Complete step by step solution:
- It is known to you that hydroboration oxidation is a two-step organic reaction.
- It is an organic reaction that converts an alkene into an alcohol by the net addition of water across the double bond. THF(Tetrahydrofuran) is used as a solvent.
- The hydrogen (H) and hydroxyl group (OH) are added in a syn (addition of addendum on the same side of the alkene or alkyne) addition leading to cis stereochemistry.
- Hydroboration-oxidation is an anti-Markovnikov’s addition of water across an alkene. The -OH group is added to the less substituted position and the -H is in the more substituted position.
- If there is more than one chiral center in the product, then the product will produce a pair of enantiomers that results from syn addition. A common example of oxidation of 1-Propene is given below.

- Here, we can see that first, $B{{H}_{3}}$ is added to the carbon-carbon double bond in a way that H-atom gets bonded to a carbon that has less number of hydrogen atoms(means in anti-markovnikov manner).

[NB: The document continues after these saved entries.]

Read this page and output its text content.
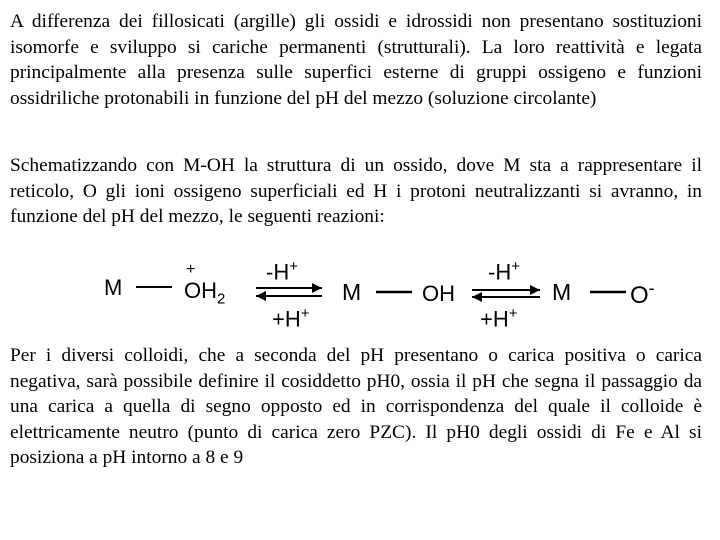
A differenza dei fillosicati (argille) gli ossidi e idrossidi non presentano sostituzioni isomorfe e sviluppo si cariche permanenti (strutturali). La loro reattività e legata principalmente alla presenza sulle superfici esterne di gruppi ossigeno e funzioni ossidriliche protonabili in funzione del pH del mezzo (soluzione circolante)

Schematizzando con M-OH la struttura di un ossido, dove M sta a rappresentare il reticolo, O gli ioni ossigeno superficiali ed H i protoni neutralizzanti si avranno, in funzione del pH del mezzo, le seguenti reazioni:

M
+
$OH_2$
-H+
+H+
M	OH
-H+
+H+
M O-

Per i diversi colloidi, che a seconda del pH presentano o carica positiva o carica negativa, sarà possibile definire il cosiddetto pH0, ossia il pH che segna il passaggio da una carica a quella di segno opposto ed in corrispondenza del quale il colloide è elettricamente neutro (punto di carica zero PZC). Il pH0 degli ossidi di Fe e Al si posiziona a pH intorno a 8 e 9
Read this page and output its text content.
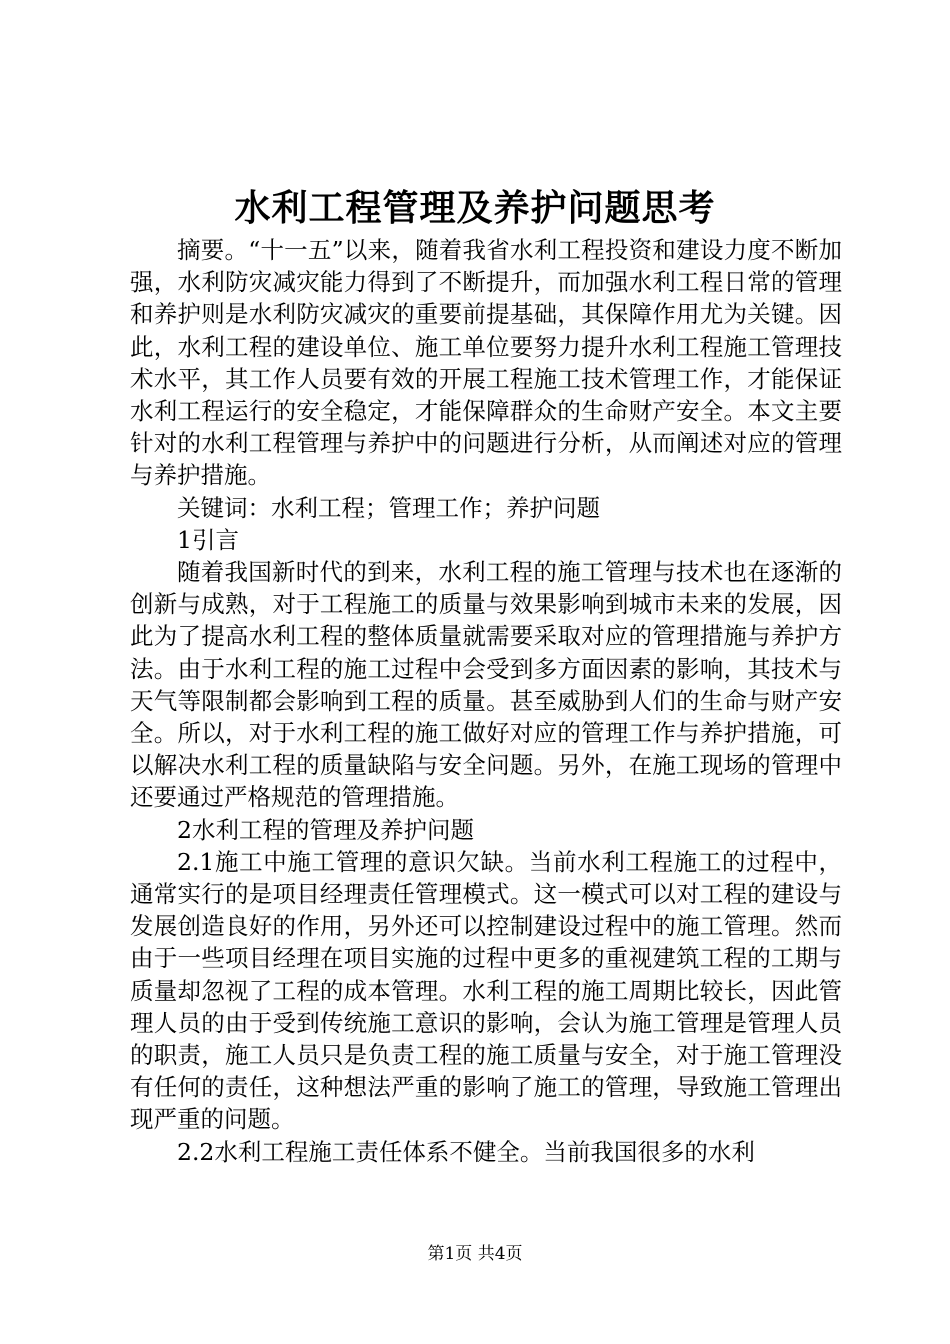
水利工程管理及养护问题思考

摘要。“十一五”以来，随着我省水利工程投资和建设力度不断加强，水利防灾减灾能力得到了不断提升，而加强水利工程日常的管理和养护则是水利防灾减灾的重要前提基础，其保障作用尤为关键。因此，水利工程的建设单位、施工单位要努力提升水利工程施工管理技术水平，其工作人员要有效的开展工程施工技术管理工作，才能保证水利工程运行的安全稳定，才能保障群众的生命财产安全。本文主要针对的水利工程管理与养护中的问题进行分析，从而阐述对应的管理与养护措施。

关键词：水利工程；管理工作；养护问题

1引言

随着我国新时代的到来，水利工程的施工管理与技术也在逐渐的创新与成熟，对于工程施工的质量与效果影响到城市未来的发展，因此为了提高水利工程的整体质量就需要采取对应的管理措施与养护方法。由于水利工程的施工过程中会受到多方面因素的影响，其技术与天气等限制都会影响到工程的质量。甚至威胁到人们的生命与财产安全。所以，对于水利工程的施工做好对应的管理工作与养护措施，可以解决水利工程的质量缺陷与安全问题。另外，在施工现场的管理中还要通过严格规范的管理措施。

2水利工程的管理及养护问题

2.1施工中施工管理的意识欠缺。当前水利工程施工的过程中，通常实行的是项目经理责任管理模式。这一模式可以对工程的建设与发展创造良好的作用，另外还可以控制建设过程中的施工管理。然而由于一些项目经理在项目实施的过程中更多的重视建筑工程的工期与质量却忽视了工程的成本管理。水利工程的施工周期比较长，因此管理人员的由于受到传统施工意识的影响，会认为施工管理是管理人员的职责，施工人员只是负责工程的施工质量与安全，对于施工管理没有任何的责任，这种想法严重的影响了施工的管理，导致施工管理出现严重的问题。

2.2水利工程施工责任体系不健全。当前我国很多的水利

第1页 共4页
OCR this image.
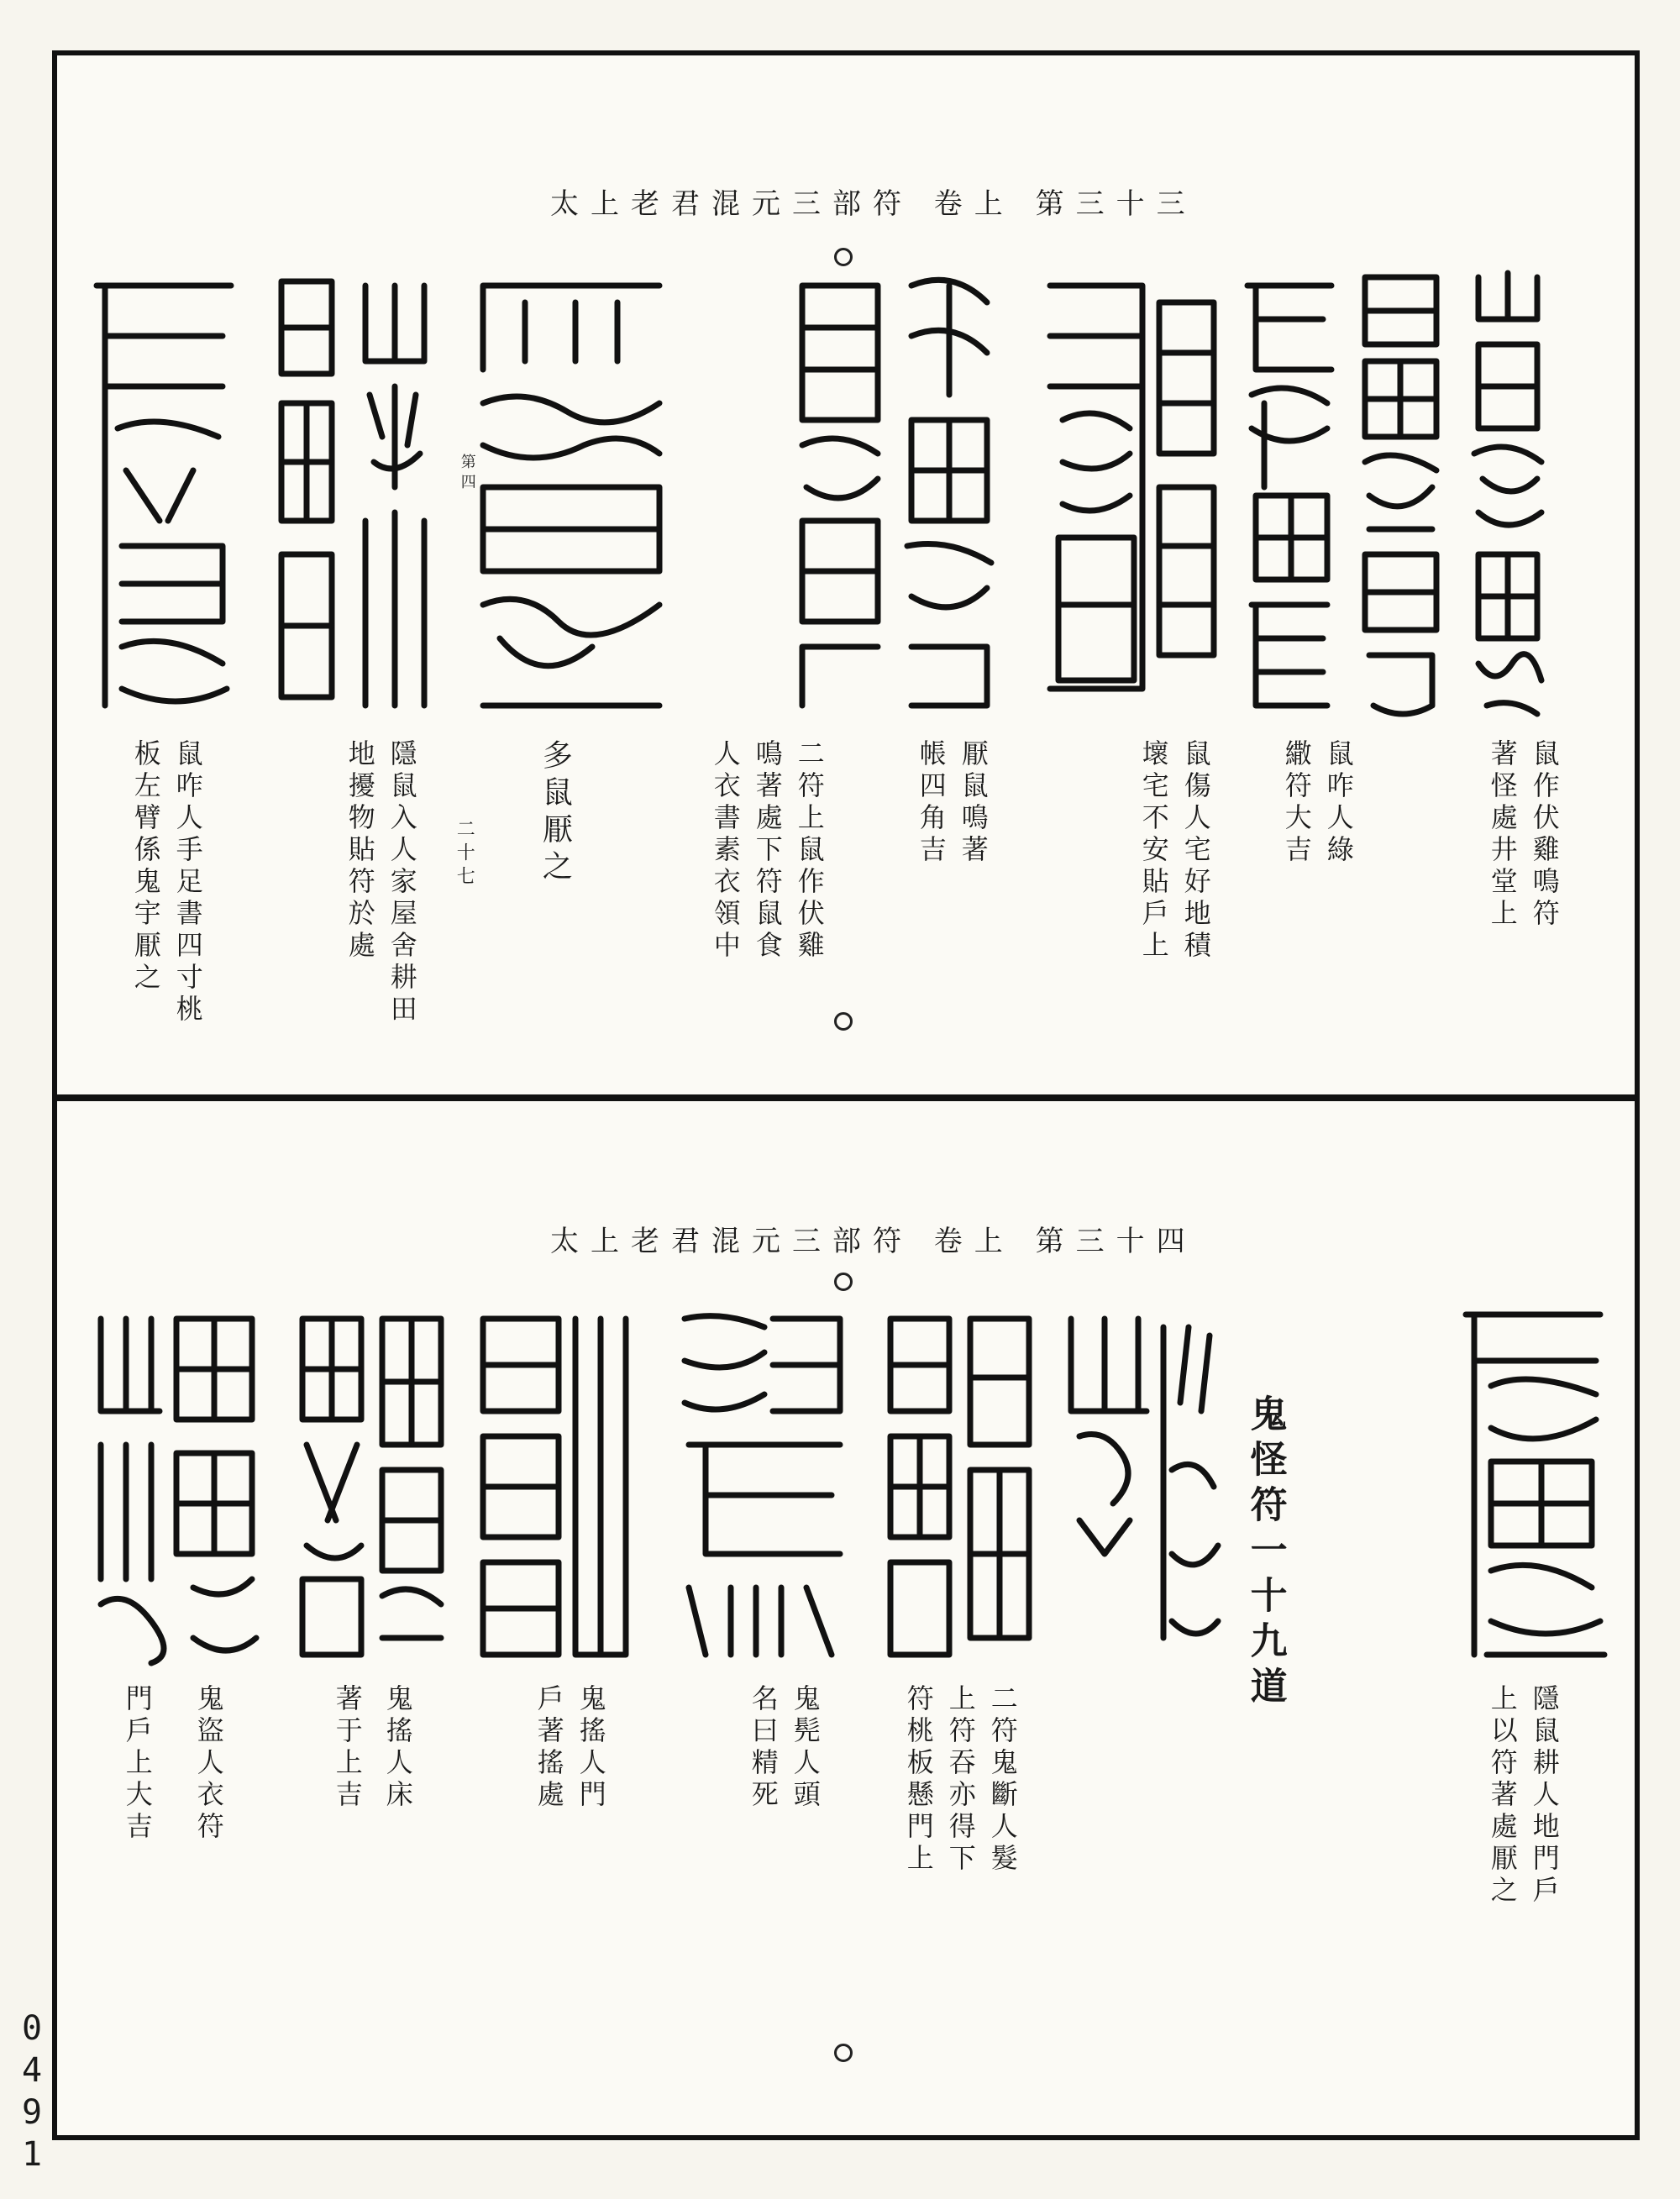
0
4
9
1
太上老君混元三部符 卷上 第三十三
鼠作伏雞鳴符
著怪處井堂上
鼠咋人綠
繖符大吉
鼠傷人宅好地積
壞宅不安貼戶上
厭鼠鳴著
帳四角吉
二符上鼠作伏雞
鳴著處下符鼠食
人衣書素衣領中
多鼠厭之
二十七
第四
隱鼠入人家屋舍耕田
地擾物貼符於處
鼠咋人手足書四寸桃
板左臂係鬼宇厭之
太上老君混元三部符 卷上 第三十四
鬼怪符一十九道
隱鼠耕人地門戶
上以符著處厭之
二符鬼斷人髮
上符吞亦得下
符桃板懸門上
鬼髡人頭
名曰精死
鬼搖人門
戶著搖處
鬼搖人床
著于上吉
鬼盜人衣符
門戶上大吉
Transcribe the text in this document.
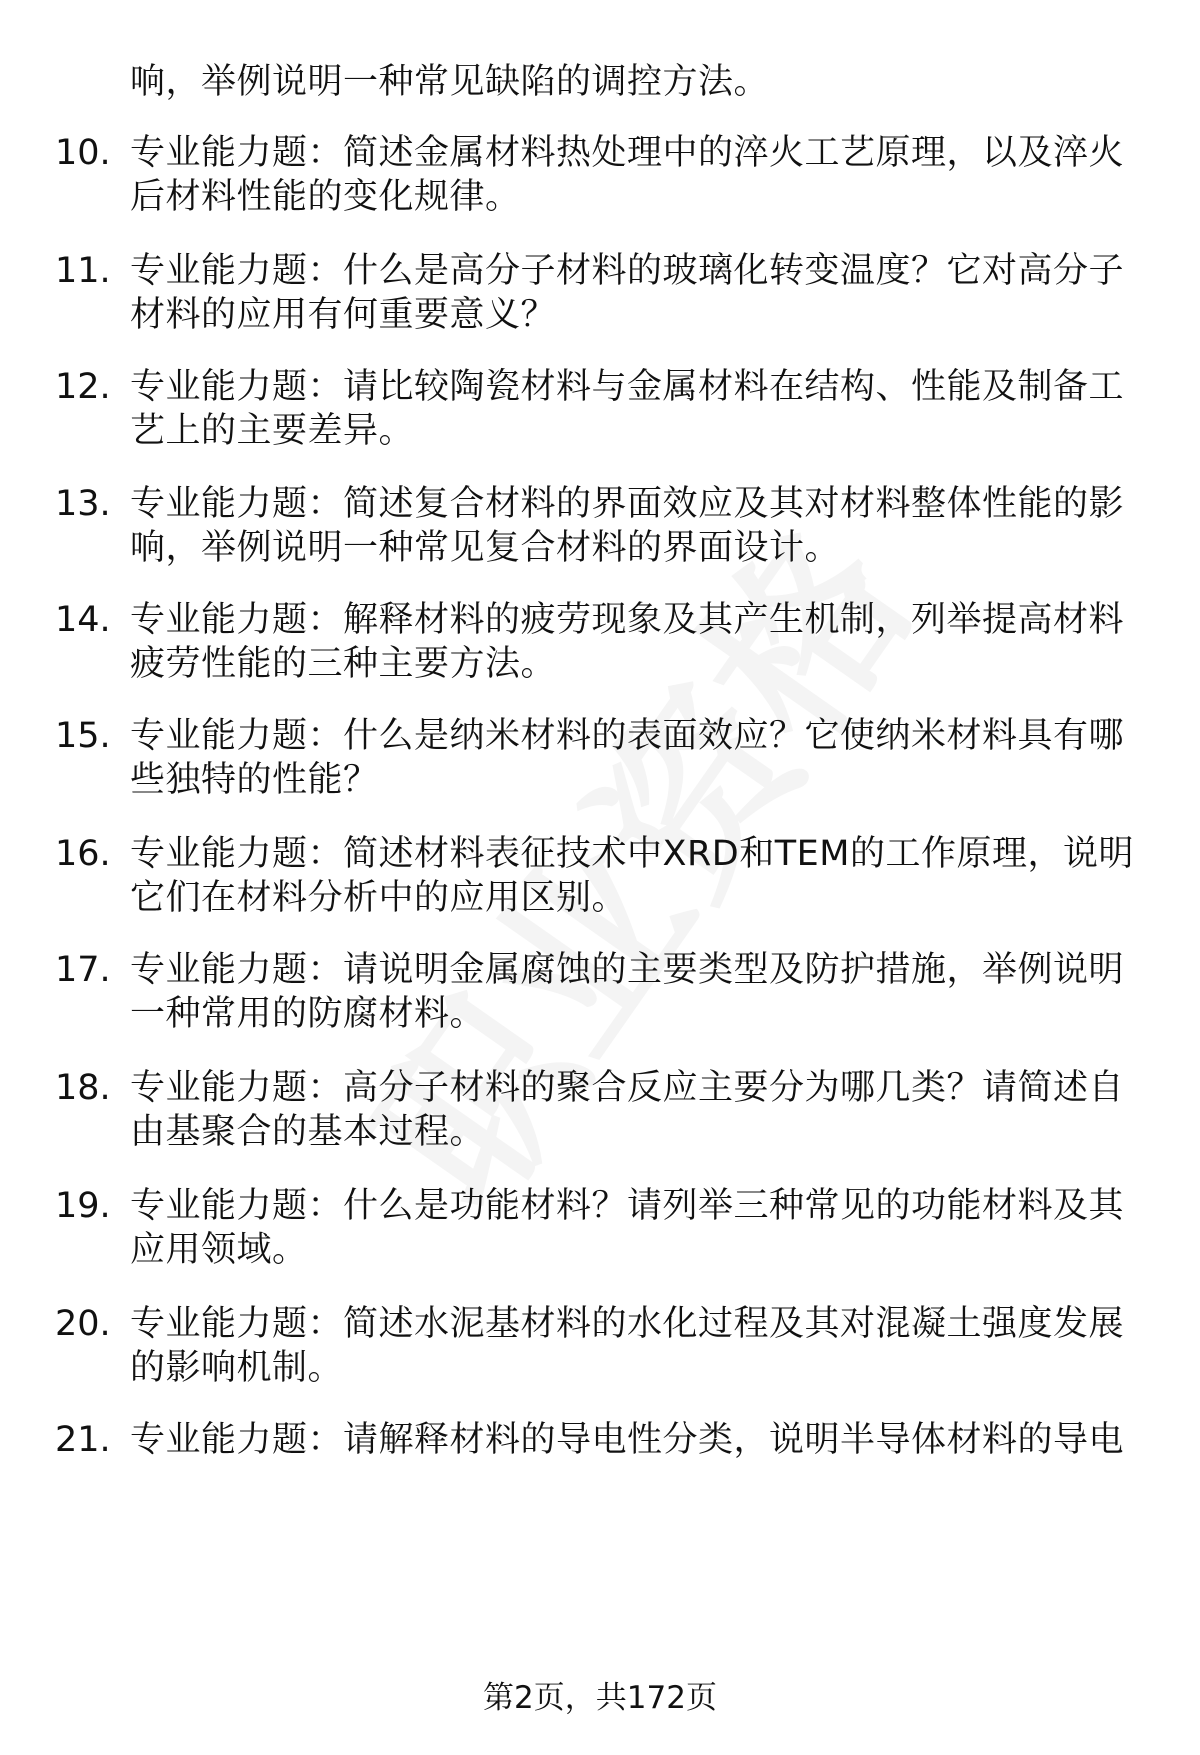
响，举例说明一种常见缺陷的调控方法。
10. 专业能力题：简述金属材料热处理中的淬火工艺原理，以及淬火
后材料性能的变化规律。
11. 专业能力题：什么是高分子材料的玻璃化转变温度？它对高分子
材料的应用有何重要意义？
12. 专业能力题：请比较陶瓷材料与金属材料在结构、性能及制备工
艺上的主要差异。
13. 专业能力题：简述复合材料的界面效应及其对材料整体性能的影
响，举例说明一种常见复合材料的界面设计。
14. 专业能力题：解释材料的疲劳现象及其产生机制，列举提高材料
疲劳性能的三种主要方法。
15. 专业能力题：什么是纳米材料的表面效应？它使纳米材料具有哪
些独特的性能？
16. 专业能力题：简述材料表征技术中XRD和TEM的工作原理，说明
它们在材料分析中的应用区别。
17. 专业能力题：请说明金属腐蚀的主要类型及防护措施，举例说明
一种常用的防腐材料。
18. 专业能力题：高分子材料的聚合反应主要分为哪几类？请简述自
由基聚合的基本过程。
19. 专业能力题：什么是功能材料？请列举三种常见的功能材料及其
应用领域。
20. 专业能力题：简述水泥基材料的水化过程及其对混凝土强度发展
的影响机制。
21. 专业能力题：请解释材料的导电性分类，说明半导体材料的导电
第2页，共172页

Then, in presence of hydrogen peroxide-an oxidising agent, the organo-borane compound decomposes and gives an alcohol as shown in the reaction.
- One molecule of $B{{H}_{3}}$ can oxidise three molecules of alkene because one B-H bond is responsible for the oxidation of one molecule of alkene. After oxidising alkene, B-H bond gets converted into B-OH bond. So, $B{{H}_{3}}$ has three B-H bonds, and it will oxidise total of three alkenes and will give ${{H}_{3}}B{{O}_{3}}$ in the end. We can show how one molecule of $B{{H}_{3}}$ oxidises three molecules of alkene as below.


Note: Remember that it will give an anti-markovnikov product after addition to the alkene double bond. We cannot use water as a solvent here because it will immediately react with $B{{H}_{3}}$ as water has an amphoteric nature and $B{{H}_{3}}$ is a lewis acid.